The theme of the video contest is “Let your voice be heard.” The problem is that over-regulation drowns out your voice in a cacophony of commands and controls from the minute you get up in the morning until you go to bed at night. The Code of Federal Regulations is 157,000 pages long. And it’s still growing. Enough is enough.

Hopefully CEI’s video isn’t the only entry that makes that important point.

The EPA’s Regulation Video Contest

The EPA ($10,500,000,000 budget, 17,000+ employees) is holding a YouTube video contest where entrants make videos about how great regulations are, and why we need more of them. The winner gets $2,500 of taxpayers’ money.

CEI decided to enter the contest. Our view of regulation is less sanguine, as you can see below.

Friday Regulation Roundup

Some of the stranger governmental goings-on I dug up over the week:

-The federal government is spending $73m this year on the Agricultural Water Enhancement Program.

-The federal government has 5,647 words of formaldehyde regulations for the workplace.

-The federal government has an Arthritis Advisory Committee. They’re meeting on May 12 if you care to attend.

-Government spends $2,000,000 on phone lines for a town of 80 people, some of whom already own satellite dishes.

OSHA considers sand a poison because it contains silica.

-Vermont to spend $150,000 to build a tunnel for salamanders to cross a road safely.

-The federal government has a Highbush Blueberry Council.
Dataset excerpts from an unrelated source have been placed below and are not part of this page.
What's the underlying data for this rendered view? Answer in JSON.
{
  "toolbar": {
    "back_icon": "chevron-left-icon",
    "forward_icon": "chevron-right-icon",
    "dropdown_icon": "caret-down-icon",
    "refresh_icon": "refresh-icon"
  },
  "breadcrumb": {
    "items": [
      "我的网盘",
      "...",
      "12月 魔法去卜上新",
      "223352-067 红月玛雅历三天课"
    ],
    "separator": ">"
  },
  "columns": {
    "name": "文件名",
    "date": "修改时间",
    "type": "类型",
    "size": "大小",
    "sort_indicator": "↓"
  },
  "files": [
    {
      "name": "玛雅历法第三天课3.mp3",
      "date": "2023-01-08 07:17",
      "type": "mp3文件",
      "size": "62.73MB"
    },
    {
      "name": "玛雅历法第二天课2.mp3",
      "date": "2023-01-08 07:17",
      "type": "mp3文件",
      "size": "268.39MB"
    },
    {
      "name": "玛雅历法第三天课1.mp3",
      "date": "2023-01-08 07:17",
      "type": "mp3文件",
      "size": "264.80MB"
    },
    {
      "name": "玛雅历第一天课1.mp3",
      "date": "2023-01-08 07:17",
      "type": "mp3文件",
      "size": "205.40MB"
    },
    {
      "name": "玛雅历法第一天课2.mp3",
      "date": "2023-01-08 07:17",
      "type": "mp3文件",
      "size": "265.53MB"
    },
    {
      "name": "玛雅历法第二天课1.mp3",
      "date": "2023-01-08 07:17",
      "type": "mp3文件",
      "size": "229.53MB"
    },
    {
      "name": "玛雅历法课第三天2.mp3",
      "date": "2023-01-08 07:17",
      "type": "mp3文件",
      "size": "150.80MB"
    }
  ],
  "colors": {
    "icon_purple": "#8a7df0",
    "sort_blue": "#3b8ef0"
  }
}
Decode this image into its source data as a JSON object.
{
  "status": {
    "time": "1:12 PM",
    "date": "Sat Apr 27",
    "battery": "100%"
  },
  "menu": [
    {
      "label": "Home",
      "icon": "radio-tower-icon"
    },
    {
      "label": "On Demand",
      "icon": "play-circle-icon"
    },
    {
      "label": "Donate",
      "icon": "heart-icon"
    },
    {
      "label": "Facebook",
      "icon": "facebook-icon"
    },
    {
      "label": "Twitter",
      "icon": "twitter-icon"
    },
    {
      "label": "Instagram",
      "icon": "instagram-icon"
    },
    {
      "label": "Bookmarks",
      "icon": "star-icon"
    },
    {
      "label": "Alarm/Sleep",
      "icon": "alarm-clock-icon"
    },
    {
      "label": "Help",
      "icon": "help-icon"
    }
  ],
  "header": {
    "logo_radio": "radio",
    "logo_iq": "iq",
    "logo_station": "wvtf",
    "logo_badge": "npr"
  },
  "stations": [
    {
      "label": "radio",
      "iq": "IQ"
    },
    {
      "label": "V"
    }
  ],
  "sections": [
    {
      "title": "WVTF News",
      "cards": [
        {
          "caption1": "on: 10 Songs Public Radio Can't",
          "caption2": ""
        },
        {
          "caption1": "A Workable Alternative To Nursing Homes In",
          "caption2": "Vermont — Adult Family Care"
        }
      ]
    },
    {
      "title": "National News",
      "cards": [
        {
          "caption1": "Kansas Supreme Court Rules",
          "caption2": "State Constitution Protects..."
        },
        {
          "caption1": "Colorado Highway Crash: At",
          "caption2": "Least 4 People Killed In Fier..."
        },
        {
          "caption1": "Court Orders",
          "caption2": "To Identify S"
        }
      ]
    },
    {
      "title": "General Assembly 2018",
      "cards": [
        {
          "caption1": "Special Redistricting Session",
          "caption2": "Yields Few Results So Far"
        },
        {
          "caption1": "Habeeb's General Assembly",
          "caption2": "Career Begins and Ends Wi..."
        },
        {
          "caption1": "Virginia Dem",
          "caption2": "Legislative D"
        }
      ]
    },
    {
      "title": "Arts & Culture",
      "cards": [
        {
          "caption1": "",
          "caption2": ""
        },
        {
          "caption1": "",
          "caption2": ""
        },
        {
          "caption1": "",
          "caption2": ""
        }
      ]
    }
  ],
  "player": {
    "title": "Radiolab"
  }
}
-A fish hatchery in South Dakota is getting $20,000 in stimulus money for new light fixtures.

-In Virginia, it is illegal in many instances to turn on your air conditioning before May 1. Cato’s Tom Firey has more.

EPA says that de-icing fluid for windshields is an environmental hazard. Worried airline pilots say the EPA is the real safety hazard.

-It is illegal in Kentucky for anyone under 18 to play pool without photo ID and written parental consent.